As in title, I want to intercept data sent/received with XHR and then download it to file. I know that this intercepting code must be injected to the page. But how do I communicate between injected code and page/browser action popup? I want to use as little permissions as I can. What’s the best way to do it?
activeTab seems like permission I want to use but how to make it work when I click on menu entry in page/browser action popup?
You can also use https://developer.mozilla.org/en-US/Add-ons/WebExtensions/API/webRequest/filterResponseData to intercept the body of a request.
You can communicate between code using messaging, if you are replacing XHR, you should use https://developer.mozilla.org/en-US/Add-ons/WebExtensions/Sharing_objects_with_page_scripts instead, which means that you can just use the runtime messaging from the content script to the rest of the extension.
I think webRequest API would solve the problem with XHR but I also need to intercept any URL changes so Sharing objects with page scripts is better approach anyway. But how exactly do I use this?
((realPushState) => {
window.wrappedJSObject.history.pushState = function () {
console.debug(arguments[2]);
realPushState.apply(window.wrappedJSObject.history, arguments);
};
})(window.wrappedJSObject.history.pushState);
in content script throws Permission denied to access object error.

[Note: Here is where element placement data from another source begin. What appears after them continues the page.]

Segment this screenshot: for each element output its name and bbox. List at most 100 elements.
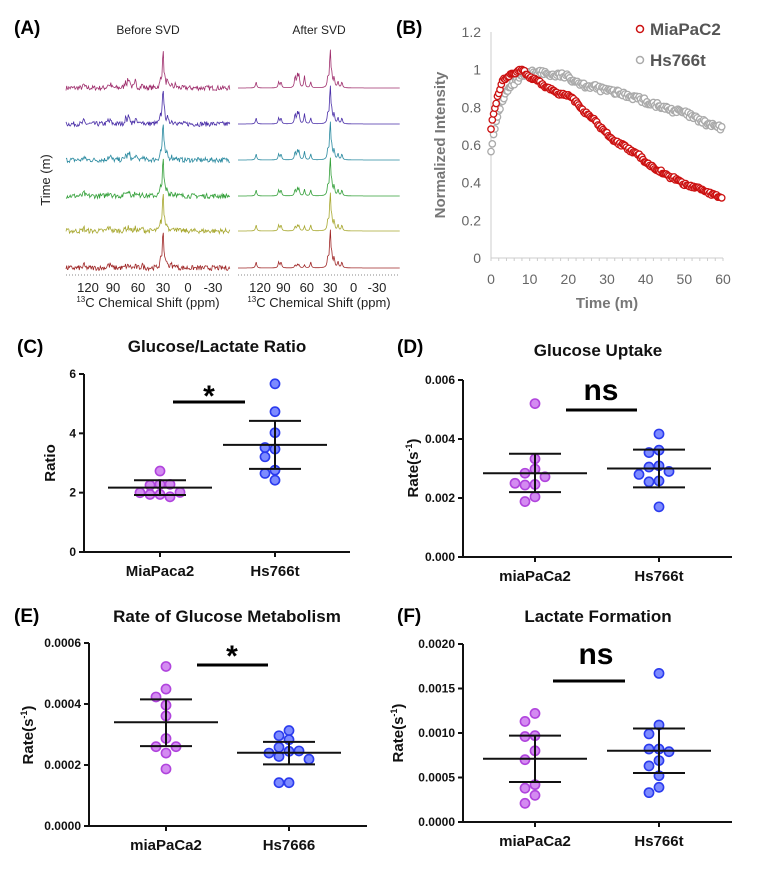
x-axis-label-text: C Chemical Shift (ppm) — [85, 295, 219, 310]
spectrum-trace — [238, 157, 400, 197]
panel-label: (E) — [14, 606, 39, 627]
data-point — [488, 116, 497, 124]
x-tick-label: 50 — [677, 271, 693, 287]
data-point — [273, 730, 285, 742]
spectrum-trace — [238, 121, 400, 161]
y-axis-label: Rate(s-1) — [404, 439, 422, 498]
data-point — [269, 474, 281, 486]
spectrum-trace — [65, 124, 231, 164]
category-label: miaPaCa2 — [499, 833, 571, 850]
x-tick-label: 30 — [599, 271, 615, 287]
x-tick-label: 0 — [350, 280, 357, 295]
y-axis-label-text: Rate(s — [390, 717, 407, 763]
y-tick-label: 0.0005 — [418, 771, 455, 785]
x-tick-label: 90 — [106, 280, 120, 295]
category-label: Hs766t — [250, 563, 299, 580]
data-point — [633, 468, 645, 480]
data-point — [160, 661, 172, 672]
panel-label: (F) — [397, 606, 421, 627]
data-point — [519, 479, 531, 491]
data-point — [529, 491, 541, 503]
data-point — [519, 797, 531, 809]
category-label: miaPaCa2 — [499, 568, 571, 585]
data-point — [269, 378, 281, 390]
y-tick-label: 0.0006 — [44, 636, 81, 650]
y-tick-label: 0.0020 — [418, 637, 455, 651]
data-point — [643, 728, 655, 740]
x-tick-label: -30 — [368, 280, 387, 295]
x-tick-label: 0 — [487, 271, 495, 287]
x-tick-label: 10 — [522, 271, 538, 287]
spectrum-trace — [238, 192, 400, 232]
legend-marker — [635, 55, 645, 65]
y-tick-label: 2 — [69, 486, 76, 500]
data-point — [293, 745, 305, 757]
data-point — [487, 125, 495, 133]
data-point — [273, 741, 285, 753]
y-tick-label: 1 — [473, 62, 481, 78]
data-point — [509, 477, 521, 489]
x-axis-label-superscript: 13 — [247, 295, 256, 304]
x-tick-label: 30 — [156, 280, 170, 295]
subplot-title: After SVD — [292, 23, 346, 37]
data-point — [529, 789, 541, 801]
chart-title: Glucose Uptake — [534, 341, 663, 360]
data-point — [154, 465, 166, 477]
category-label: Hs766t — [634, 833, 683, 850]
spectrum-trace — [238, 85, 400, 125]
subplot-title: Before SVD — [116, 23, 180, 37]
significance-label: ns — [578, 638, 613, 671]
y-axis-label: Rate(s-1) — [19, 706, 37, 765]
y-tick-label: 6 — [69, 367, 76, 381]
x-tick-label: 120 — [77, 280, 99, 295]
data-point — [643, 743, 655, 755]
data-point — [283, 777, 295, 789]
data-point — [643, 461, 655, 473]
y-axis-label-superscript: -1 — [404, 444, 414, 452]
y-tick-label: 0.0015 — [418, 682, 455, 696]
y-axis-label-superscript: -1 — [389, 709, 399, 717]
x-axis-label: Time (m) — [576, 295, 638, 312]
data-point — [273, 777, 285, 789]
data-point — [303, 753, 315, 765]
spectrum-trace — [65, 90, 231, 128]
x-axis-label: 13C Chemical Shift (ppm) — [76, 295, 219, 310]
x-tick-label: 60 — [715, 271, 731, 287]
data-point — [717, 122, 726, 131]
y-axis-label-text: Ratio — [42, 444, 59, 482]
y-axis-label-end: ) — [390, 704, 407, 709]
data-point — [653, 667, 665, 679]
y-tick-label: 0.004 — [425, 432, 455, 446]
y-axis-label: Ratio — [42, 444, 59, 482]
data-point — [643, 760, 655, 772]
data-point — [653, 428, 665, 440]
data-point — [259, 467, 271, 479]
x-tick-label: 20 — [561, 271, 577, 287]
chart-title: Lactate Formation — [524, 607, 671, 626]
data-point — [643, 476, 655, 488]
data-point — [519, 496, 531, 507]
significance-label: * — [203, 380, 215, 413]
y-tick-label: 4 — [69, 426, 76, 440]
data-point — [160, 683, 172, 695]
y-tick-label: 0 — [69, 545, 76, 559]
spectrum-trace — [65, 232, 231, 272]
spectrum-trace — [65, 51, 231, 92]
y-axis-label-text: Rate(s — [20, 719, 37, 765]
data-point — [653, 501, 665, 513]
significance-label: * — [226, 640, 238, 673]
data-point — [653, 781, 665, 793]
y-axis-label: Normalized Intensity — [432, 71, 449, 218]
y-axis-label-text: Rate(s — [405, 452, 422, 498]
data-point — [717, 193, 726, 202]
category-label: miaPaCa2 — [130, 837, 202, 854]
panel-label: (A) — [14, 18, 40, 39]
spectrum-trace — [238, 49, 400, 89]
panel-label: (C) — [17, 337, 43, 358]
y-tick-label: 0.0010 — [418, 726, 455, 740]
data-point — [269, 406, 281, 418]
data-point — [487, 147, 495, 156]
y-axis-label: Rate(s-1) — [389, 704, 407, 763]
y-tick-label: 0.002 — [425, 491, 455, 505]
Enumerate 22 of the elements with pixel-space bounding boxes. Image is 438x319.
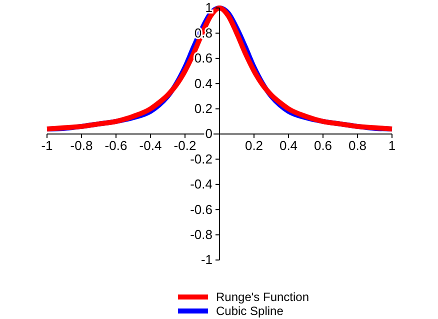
y-tick-label: -0.6: [190, 202, 212, 217]
x-tick-label: -0.8: [70, 138, 93, 154]
y-tick-label: -0.4: [190, 176, 212, 192]
legend-label: Runge's Function: [216, 290, 310, 304]
x-tick-label: -0.2: [174, 138, 196, 154]
y-tick-label: -0.8: [190, 226, 212, 242]
x-tick-label: -0.6: [104, 138, 128, 154]
x-tick-label: 0.6: [314, 138, 332, 154]
y-tick-label: 0: [205, 126, 212, 142]
y-tick-label: 1: [205, 0, 212, 16]
legend-label: Cubic Spline: [216, 304, 284, 318]
x-tick-label: 0.2: [244, 138, 264, 154]
y-tick-label: -1: [200, 252, 212, 268]
x-tick-label: 0.8: [348, 138, 367, 154]
y-tick-label: -0.2: [190, 151, 212, 166]
x-tick-label: 0.4: [279, 138, 298, 154]
x-tick-label: -1: [41, 138, 53, 154]
x-tick-label: -0.4: [139, 138, 162, 154]
x-tick-label: 1: [388, 138, 396, 154]
y-tick-label: 0.4: [194, 76, 212, 91]
y-tick-label: 0.2: [194, 100, 212, 116]
y-tick-label: 0.6: [194, 50, 212, 66]
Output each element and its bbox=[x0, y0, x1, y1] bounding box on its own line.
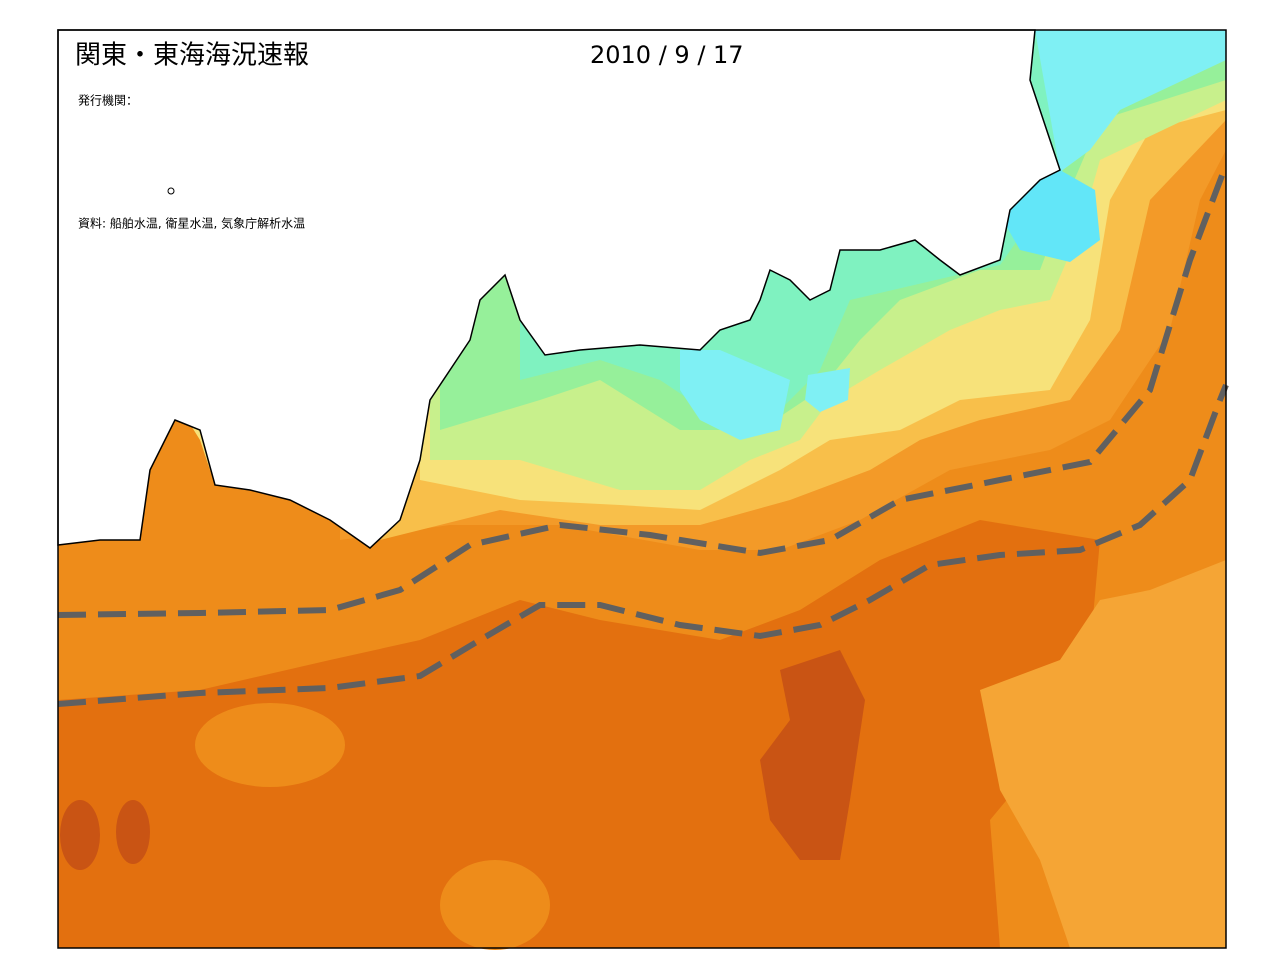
kuroshio-axis bbox=[57, 163, 1229, 707]
date: 2010 / 9 / 17 bbox=[590, 41, 744, 69]
title: 関東・東海海況速報 bbox=[75, 41, 309, 71]
map-frame bbox=[57, 29, 1227, 949]
land bbox=[57, 29, 1061, 549]
publisher-label: 発行機関： bbox=[78, 93, 138, 108]
marker bbox=[167, 187, 175, 195]
source: 資料: 船舶水温, 衛星水温, 気象庁解析水温 bbox=[78, 216, 305, 231]
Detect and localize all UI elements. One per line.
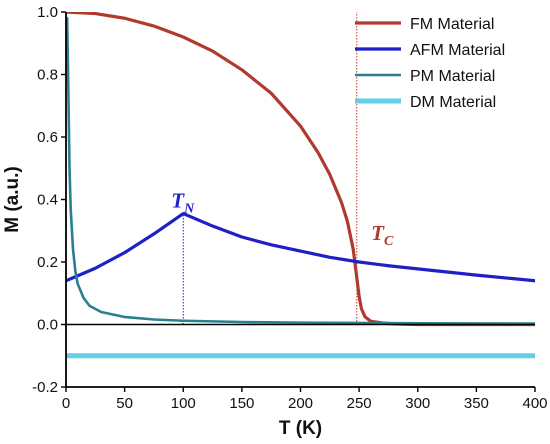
x-tick-label: 300: [405, 395, 430, 412]
legend-label: FM Material: [410, 16, 494, 33]
y-tick-label: 0.8: [37, 67, 58, 84]
tick-group: 0 50 100 150 200 250 300 350 400 -0.2 0.0 0.2 0.4 0.6…: [32, 4, 547, 412]
x-tick-label: 350: [464, 395, 489, 412]
y-tick-label: 1.0: [37, 4, 58, 21]
y-tick-label: 0.0: [37, 317, 58, 334]
x-tick-label: 400: [522, 395, 547, 412]
y-tick-label: 0.6: [37, 129, 58, 146]
annotation-tn: TN: [171, 188, 195, 216]
x-axis-title: T (K): [279, 418, 322, 439]
series-line-pm-material: [66, 16, 535, 325]
series-line-afm-material: [66, 211, 535, 283]
legend-label: DM Material: [410, 94, 496, 111]
legend-label: PM Material: [410, 68, 495, 85]
legend-label: AFM Material: [410, 42, 505, 59]
x-tick-label: 200: [288, 395, 313, 412]
x-tick-label: 150: [229, 395, 254, 412]
x-tick-label: 100: [171, 395, 196, 412]
reference-lines: [182, 12, 358, 325]
x-tick-label: 250: [347, 395, 372, 412]
x-tick-label: 50: [116, 395, 133, 412]
y-tick-label: 0.2: [37, 254, 58, 271]
y-tick-label: -0.2: [32, 379, 58, 396]
y-axis-title: M (a.u.): [2, 166, 23, 233]
legend: FM Material AFM Material PM Material DM Mat…: [355, 16, 505, 111]
annotation-group: TN TC: [171, 188, 394, 249]
y-tick-label: 0.4: [37, 192, 58, 209]
annotation-tc: TC: [371, 221, 394, 249]
series-group: [66, 12, 535, 359]
x-tick-label: 0: [62, 395, 70, 412]
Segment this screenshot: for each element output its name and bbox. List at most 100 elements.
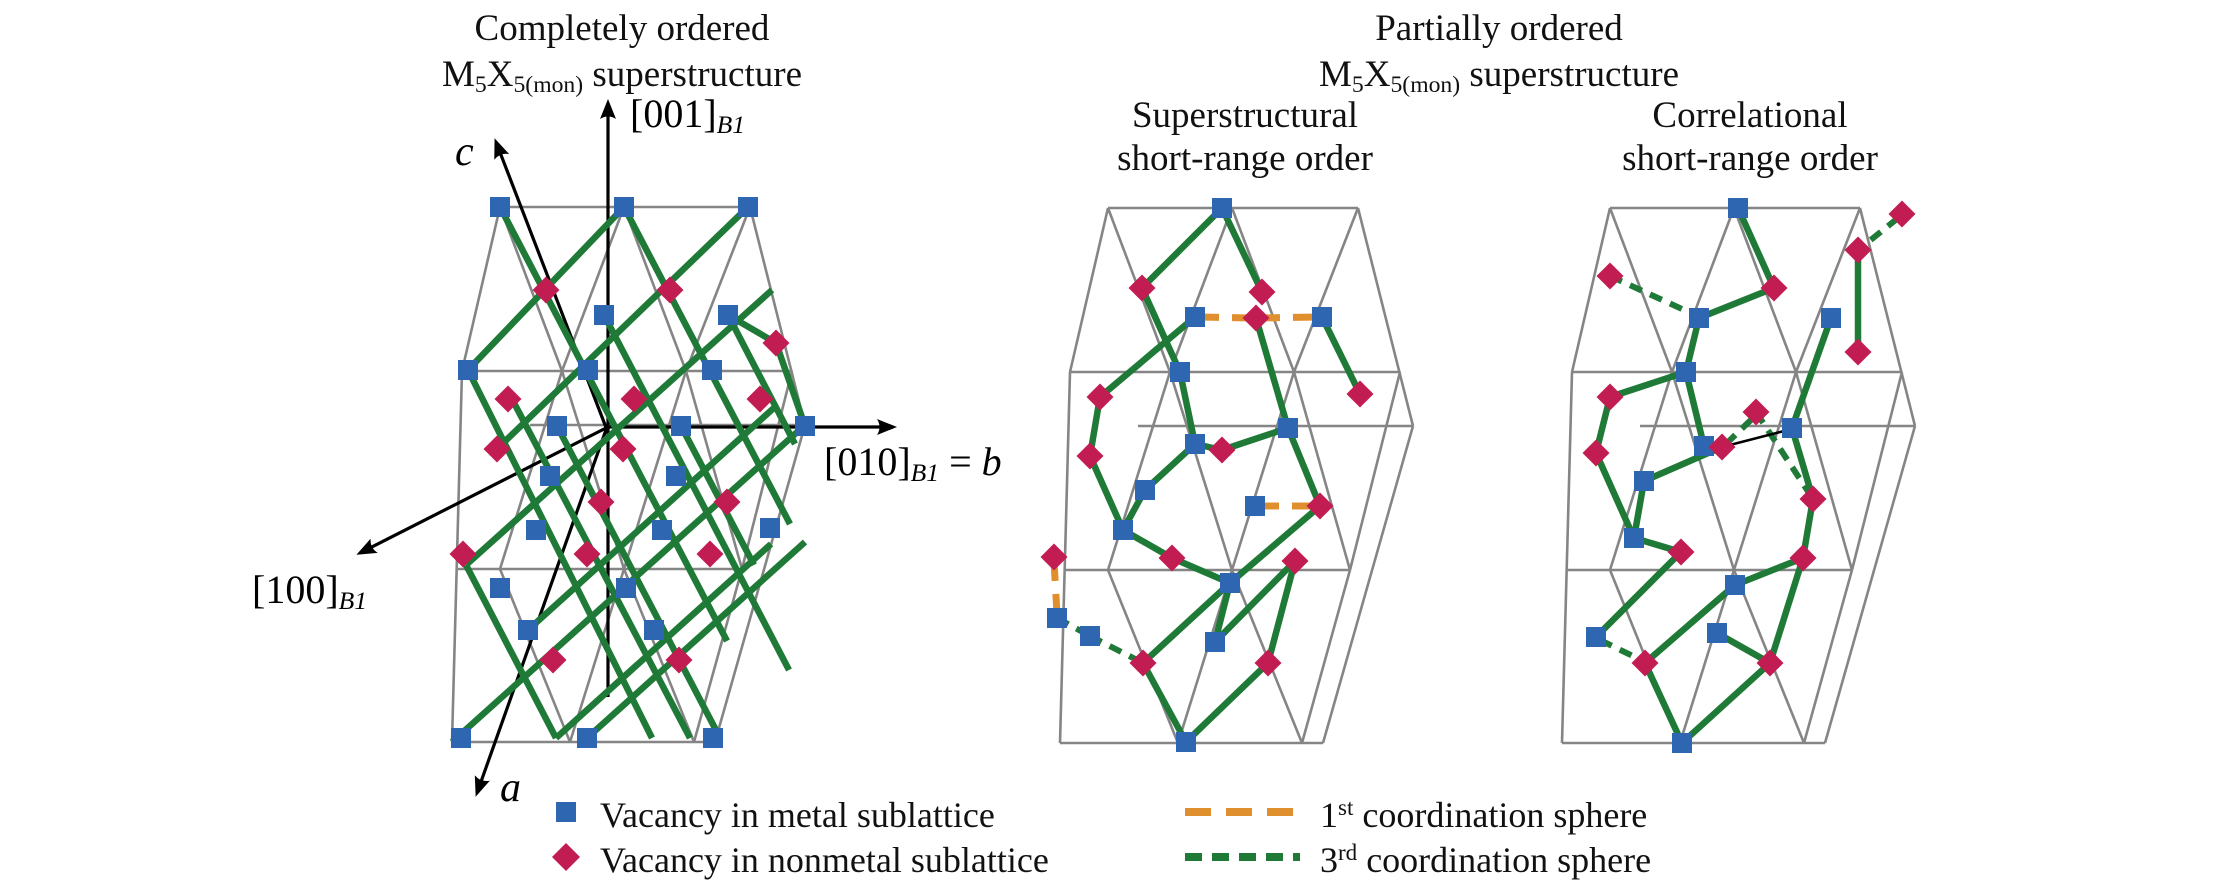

As the page I linked mentions, you need to export/clone things into the page context. Further, URL changes could be observed with webNavigation.
Alright, I think I’ve got it now.
content-script.js:
// listen to messages from popup
browser.runtime.onMessage.addListener((message, sender) => {
// ...
})
const extensionObject = {
historyPushState: function(url) {
// ...
},
xhrOpen: function(url, xhr) {
// you can add `load` event listener to xhr to get response
// return `true` if you want to capture data in function below
},
xhrSend: function(url, data) {
// first element of result array tells if you want to send this xhr
// second is data you want to send
let result = [true, data];
return cloneInto(result, window);
}
};
window.wrappedJSObject.extensionObject = cloneInto(extensionObject, window, {cloneFunctions: true});
{
// inject script to page scope
const s = document.createElement('script');
s.src = browser.extension.getURL('inject.js');
s.onload = () => {
document.head.removeChild(s);
};
document.head.appendChild(s);
}
inject.js:
((extensionObject, realOpen, realSend, realPushState) => {
delete window.extensionObject;
const requestsToIntercept = {};
XMLHttpRequest.prototype.open = function(method, url) {
const interceptSend = extensionObject.xhrOpen(url, this);
if(interceptSend)
requestsToIntercept[this] = url;
realOpen.apply(this, arguments);
};
XMLHttpRequest.prototype.send = function(data) {
const url = requestsToIntercept[this];
let sendRequest = true;
let newData = data;
if(typeof url === 'string') {
delete requestsToIntercept[this];
[sendRequest, newData] = extensionObject.xhrSend(url, newData);
}
if(sendRequest)
realSend.apply(this, [newData]);
};
history.pushState = function(obj, title, url) {
extensionObject.historyPushState(url);
realPushState.apply(history, arguments);
};
})(window.extensionObject, XMLHttpRequest.prototype.open,
XMLHttpRequest.prototype.send, history.pushState);
And since I store all data in content-script.js I just need to communicate between browser/page action popup and content script:
popup.js:
// get active tab
browser.tabs.query({active:true,currentWindow:true}).then(tabs => {
browser.tabs.sendMessage(tabs[0].id, {message: "hello"});
});
This doesn’t even require activeTab permission. 
Is this okay or should I do it another way?